Em média, estes magistrados trabalham 45,7 horas por semana. Perto de metade (48,8%) afirmam despender entre 36 e 51 horas semanais com o serviço, enquanto cerca de 30% garante trabalhar mais de 52 horas. “Das respostas é possível ainda constatar que perto de 60% afirma trabalhar durante o seu tempo livre várias vezes por semana ou todos os dias para responder a solicitações do trabalho, sendo que mais de 80% afirma trabalhar ao sábado ou ao domingo pelo menos uma vez por mês”, refere ainda o observatório. Cerca 30% encontra-se deslocado da sua residência para exercer funções

São de vários tipos as repercussões do stress na saúde mental. Um terceiro entrevistado relatou aos investigadores que acordava já cansado. “Há pouco tempo falei com colega que me disse que tinha vomitado durante a noite toda com o stress, por causa de uma decisão que tinha de fazer naquele dia”, relatou.

Vomitar a noite toda

João Paulo Dias explica que mitigar estes problemas passa por criar no sistema judicial gabinetes de apoio especializados, para detectar situações em que os profissionais estejam a chegar ao limite e para os ajudar. “O seu grande sentido de dever faz com que muitos continuem ao serviço já sem condições de saúde para exercerem”, em vez de meterem baixa médica.

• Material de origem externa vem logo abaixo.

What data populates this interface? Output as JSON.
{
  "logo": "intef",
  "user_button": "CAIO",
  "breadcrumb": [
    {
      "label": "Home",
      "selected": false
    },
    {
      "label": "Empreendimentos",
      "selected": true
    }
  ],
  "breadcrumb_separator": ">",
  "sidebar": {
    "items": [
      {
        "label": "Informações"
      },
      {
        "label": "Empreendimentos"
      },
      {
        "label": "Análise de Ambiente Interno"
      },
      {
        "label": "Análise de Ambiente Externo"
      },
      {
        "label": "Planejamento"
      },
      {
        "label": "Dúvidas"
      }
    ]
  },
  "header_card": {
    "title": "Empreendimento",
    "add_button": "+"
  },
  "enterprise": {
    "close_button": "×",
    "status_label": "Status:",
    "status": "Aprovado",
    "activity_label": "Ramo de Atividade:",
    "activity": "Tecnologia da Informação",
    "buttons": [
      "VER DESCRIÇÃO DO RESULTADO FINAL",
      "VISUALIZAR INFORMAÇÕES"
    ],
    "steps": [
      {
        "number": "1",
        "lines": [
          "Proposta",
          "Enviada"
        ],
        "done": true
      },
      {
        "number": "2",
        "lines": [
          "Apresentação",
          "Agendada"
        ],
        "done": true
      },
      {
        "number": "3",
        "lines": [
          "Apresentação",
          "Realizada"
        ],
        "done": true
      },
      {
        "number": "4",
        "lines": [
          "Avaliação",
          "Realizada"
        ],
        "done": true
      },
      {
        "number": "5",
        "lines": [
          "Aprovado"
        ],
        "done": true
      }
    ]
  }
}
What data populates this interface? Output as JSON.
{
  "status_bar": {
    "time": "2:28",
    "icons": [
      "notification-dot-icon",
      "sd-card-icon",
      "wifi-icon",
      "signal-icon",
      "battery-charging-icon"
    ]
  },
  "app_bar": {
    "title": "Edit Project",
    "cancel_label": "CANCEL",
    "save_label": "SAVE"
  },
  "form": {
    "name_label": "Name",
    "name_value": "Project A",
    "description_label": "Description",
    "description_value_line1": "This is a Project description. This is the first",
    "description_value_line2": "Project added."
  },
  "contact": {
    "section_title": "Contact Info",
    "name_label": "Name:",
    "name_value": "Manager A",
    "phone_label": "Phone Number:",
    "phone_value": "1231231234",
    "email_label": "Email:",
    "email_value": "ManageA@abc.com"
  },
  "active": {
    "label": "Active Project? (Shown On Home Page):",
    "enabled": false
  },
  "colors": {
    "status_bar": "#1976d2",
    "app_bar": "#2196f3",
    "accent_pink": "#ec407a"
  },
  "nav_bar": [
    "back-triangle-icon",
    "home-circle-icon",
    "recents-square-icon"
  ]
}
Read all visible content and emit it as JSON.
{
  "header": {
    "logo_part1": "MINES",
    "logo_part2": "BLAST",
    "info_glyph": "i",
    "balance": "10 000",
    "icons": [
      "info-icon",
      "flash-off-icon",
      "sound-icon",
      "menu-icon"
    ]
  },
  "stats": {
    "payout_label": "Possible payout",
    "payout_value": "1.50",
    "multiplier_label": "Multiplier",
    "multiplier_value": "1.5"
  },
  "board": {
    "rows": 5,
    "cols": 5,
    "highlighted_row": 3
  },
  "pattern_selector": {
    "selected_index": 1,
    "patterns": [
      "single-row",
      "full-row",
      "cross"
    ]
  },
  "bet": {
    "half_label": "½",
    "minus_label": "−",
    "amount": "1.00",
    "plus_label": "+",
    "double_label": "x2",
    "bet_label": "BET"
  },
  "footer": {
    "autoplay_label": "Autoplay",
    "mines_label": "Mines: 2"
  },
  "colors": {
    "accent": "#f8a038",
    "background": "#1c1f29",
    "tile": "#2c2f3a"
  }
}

Nesses casos, qualquer atraso ou descuido não é perdoado, continua, o que faz com que sejam duplamente penalizados: disciplinarmente, por não terem cumprido cabalmente a sua função, e ao nível do sofrimento psicológico.

As entrevistas mostram isto mesmo. “A certa altura, vi-me obrigada também a medicar-me. [...] Estava mesmo a ficar num nível um bocado assustador. Só que não meti baixa nessa altura. Tomei a medicação e continuei a trabalhar”, confidenciou uma procuradora. Outra colega confirmou haver muita gente em burnout. “Mas há pessoas que estão em burnout e não estão de baixa […] porque depois isto circula internamente e há aqueles comentários desnecessários que muita gente tem ‘Se calhar entrou para uma profissão que não devia’. Não tem nada a ver. Se levarmos com mil inquéritos, não há ninguém neste mundo que aguente”.

O coordenador da investigação adianta ainda que 30% dos inquiridos qualificam a sua saúde mental como má ou muito má. A redução do volume de serviço a quem não se encontra a 100 por cento é outro caminho possível, adianta João Paulo Dias.

Mais de metade dos magistrados identificam como factores específicos com maior impacto no stress o volume processual, a falta de apoio à conciliação entre trabalho e família, as inspecções judiciais e os concursos na carreira. O depoimento de mais uma procuradora dá conta da reacção da sua chefia quando engravidou do segundo filho: “Parabéns! Pois, mas agora vai ser uma complicação”.

O estudo sobre condições de trabalho, desgaste profissional e bem-estar dos magistrados do Ministério Público portugueses resultou de um acordo entre o Centro de Estudos Sociais da Universidade de Coimbra, a Procuradoria-Geral da República e o Sindicato dos Magistrados do Ministério Público.